Interestingly, in the first part of his review he compares the war in Iraq with the interventions in Bosnia and Kosovo(and the failure to intervene in Rwanda), and challenges those on the left to see the similarities between those previous humanitarian interventions and the positive humanitarian consequences of the invasion of Iraq, which are undeniable. This leads to a discussion of the difficulties of humanitarian intervention in the fact of the "new world order", and the general inability of the United Nations to reliably convene any international effort to deal with humanitarian crisis.

The alternative to the United Nations is, of course, the United States. In fact without the United States, there would have no intervention in either Bosnia or Kosovo. Of course without the United States there also would have been no invasion of Iraq. But war in Iraq, and the larger "war on terror", has led the United States to engage in questionable, illegal and frequently immoral tactics.

"The unrepublican veneration of our presidential 'leader' has made it uniquely difficult for Americans to see their country's behavior as others see it. The latest report from Amnesty International—which says nothing that the rest of the world doesn't already know or believe but which has been denied and ridiculed by President Bush —is a case in point. The United States 'renders' (i.e., kidnaps and hands over) targeted suspects to third-party states for interrogation and torture beyond the reach of US law and the press. The countries to whom we outsource this task include Egypt, Saudi Arabia, Jordan, Syria (!), Pakistan— and Uzbekistan. Where outsourcing is impractical, we import qualified interrogators from abroad: in September 2002 a visiting Chinese '
delegation' was invited to participate in the 'interrogation' of ethnic Uighur detainees held at Guantánamo."

All of this is of course well known to those who have followed the progress of the "war on terror" and the war in Iraq. But Judt has a larger point to make about the corrupting influence of these tactics:

"Historians and pundits who leap aboard the bandwagon of American Empire have forgotten a little too quickly that for an empire to be born, a republic has first to die. In the longer run no country can expect to behave imperially—brutally, contemptuously, illegally—abroad while preserving republican values at home. For it is a mistake to suppose that institutions alone will save a republic from the abuses of power to which empire inevitably leads. It is not institutions that make or break republics, it is men. And in the United States today, the men (and women) of the country's political class have failed. Congress appears helpless to impede the concentration of power in the executive branch; indeed, with few exceptions it has contributed actively and even enthusiastically to the process."

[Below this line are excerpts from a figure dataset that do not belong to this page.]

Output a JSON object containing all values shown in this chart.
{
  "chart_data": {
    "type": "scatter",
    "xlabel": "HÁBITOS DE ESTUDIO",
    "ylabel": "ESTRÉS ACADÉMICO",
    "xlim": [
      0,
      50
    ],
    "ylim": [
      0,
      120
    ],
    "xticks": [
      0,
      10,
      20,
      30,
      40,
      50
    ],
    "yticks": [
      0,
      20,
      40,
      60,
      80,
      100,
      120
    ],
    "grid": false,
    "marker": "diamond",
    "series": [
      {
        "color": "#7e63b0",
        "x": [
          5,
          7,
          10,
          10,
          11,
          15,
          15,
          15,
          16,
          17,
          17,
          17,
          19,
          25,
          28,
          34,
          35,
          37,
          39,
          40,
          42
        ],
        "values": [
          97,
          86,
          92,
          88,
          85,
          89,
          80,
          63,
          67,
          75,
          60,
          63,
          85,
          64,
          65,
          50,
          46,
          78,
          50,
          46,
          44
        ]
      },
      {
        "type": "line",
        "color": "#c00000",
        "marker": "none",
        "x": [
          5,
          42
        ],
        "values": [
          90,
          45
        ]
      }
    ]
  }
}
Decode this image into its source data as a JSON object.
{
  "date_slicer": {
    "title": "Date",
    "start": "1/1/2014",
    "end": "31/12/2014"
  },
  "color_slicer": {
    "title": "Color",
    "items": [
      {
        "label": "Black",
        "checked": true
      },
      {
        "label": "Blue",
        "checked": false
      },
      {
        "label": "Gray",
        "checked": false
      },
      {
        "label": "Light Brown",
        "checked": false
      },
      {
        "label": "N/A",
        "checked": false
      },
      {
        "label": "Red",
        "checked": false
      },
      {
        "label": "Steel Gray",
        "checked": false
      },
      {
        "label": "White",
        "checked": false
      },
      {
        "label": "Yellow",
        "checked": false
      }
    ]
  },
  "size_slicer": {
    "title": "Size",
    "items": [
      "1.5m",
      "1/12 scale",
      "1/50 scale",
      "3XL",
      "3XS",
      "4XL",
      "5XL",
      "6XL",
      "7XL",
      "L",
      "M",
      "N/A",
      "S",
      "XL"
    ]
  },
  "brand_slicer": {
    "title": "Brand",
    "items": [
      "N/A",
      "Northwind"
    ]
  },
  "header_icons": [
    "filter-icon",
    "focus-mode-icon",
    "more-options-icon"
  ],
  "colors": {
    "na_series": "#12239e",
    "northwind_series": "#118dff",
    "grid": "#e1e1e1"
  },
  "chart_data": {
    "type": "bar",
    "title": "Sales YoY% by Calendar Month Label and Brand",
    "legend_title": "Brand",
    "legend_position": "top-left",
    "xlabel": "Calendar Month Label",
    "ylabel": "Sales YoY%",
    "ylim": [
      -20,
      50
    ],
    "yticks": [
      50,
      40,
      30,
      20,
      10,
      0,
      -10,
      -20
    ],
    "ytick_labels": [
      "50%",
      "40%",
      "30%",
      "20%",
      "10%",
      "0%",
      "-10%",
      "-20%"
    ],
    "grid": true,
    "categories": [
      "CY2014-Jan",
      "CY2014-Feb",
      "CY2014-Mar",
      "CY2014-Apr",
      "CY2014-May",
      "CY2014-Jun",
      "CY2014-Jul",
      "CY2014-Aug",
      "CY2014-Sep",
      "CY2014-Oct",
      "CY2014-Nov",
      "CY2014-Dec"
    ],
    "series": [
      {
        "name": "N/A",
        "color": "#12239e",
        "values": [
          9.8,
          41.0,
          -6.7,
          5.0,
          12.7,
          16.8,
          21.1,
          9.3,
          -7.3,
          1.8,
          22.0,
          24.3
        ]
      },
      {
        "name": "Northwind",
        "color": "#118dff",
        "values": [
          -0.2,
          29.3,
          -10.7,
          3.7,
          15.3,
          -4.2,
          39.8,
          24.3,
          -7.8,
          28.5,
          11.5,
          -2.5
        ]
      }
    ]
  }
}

I think what Judt is discussing is clearly the worst case scenario. And yet it is clear that the potentially unending "war on terror" has had a profound effect on our domestic politics, with Republicans more then willing to use the issue of terrorism and national security to pound Democrats at the polls. How profound has the effect been on our nation? Could an uneding war threaten our very democracy? Judt says yes.

"For there is a precedent in modern Western history for a country whose leader exploits national humiliation and fear to restrict public freedoms; for a government that makes permanent war as a tool of state policy and arranges for the torture of its political enemies; for a ruling class that pursues divisive social goals under the guise of national "values"; for a culture that asserts its unique destiny and superiority and that worships military prowess; for a political system in which the dominant party manipulates procedural rules and threatens to change the law in order to get its own way; where journalists are intimidated into confessing their errors and made to do public penance. Europeans in particular have experienced such a regime in the recent past and they have a word for it. That word is not 'democracy.'"

It's quite obvious what "precedent" he's referring to. While the historical circumstances are almost completely different, the principles he's referring to, such as the use of or threat of war to influence politics at home, remain the same. And the similarities to much of what is happening in America today are troubling. Is our democracy threatened? I think the ideals of American democracy are considerably stronger then many on the left or the right believe, and yet it's hard to not worry about the willingness of those on the right who would divide the American public on something as crucial as our own security for their personal political gain. To what lengths will they go for political gain? Certainly even the most staunchly Republican politicians believe whole-heartedly in American democracy. Yet democracy is undermined one small step at a time, and can't each step be justified by the need to defend the American people from an outside danger?


I can't say for sure what, if any, threat there is to American democracy right now. I don't believe such a thing can be known except in hindsight, unfortunately. But the topic is worth considerably more discussion, and I'll return to again another time.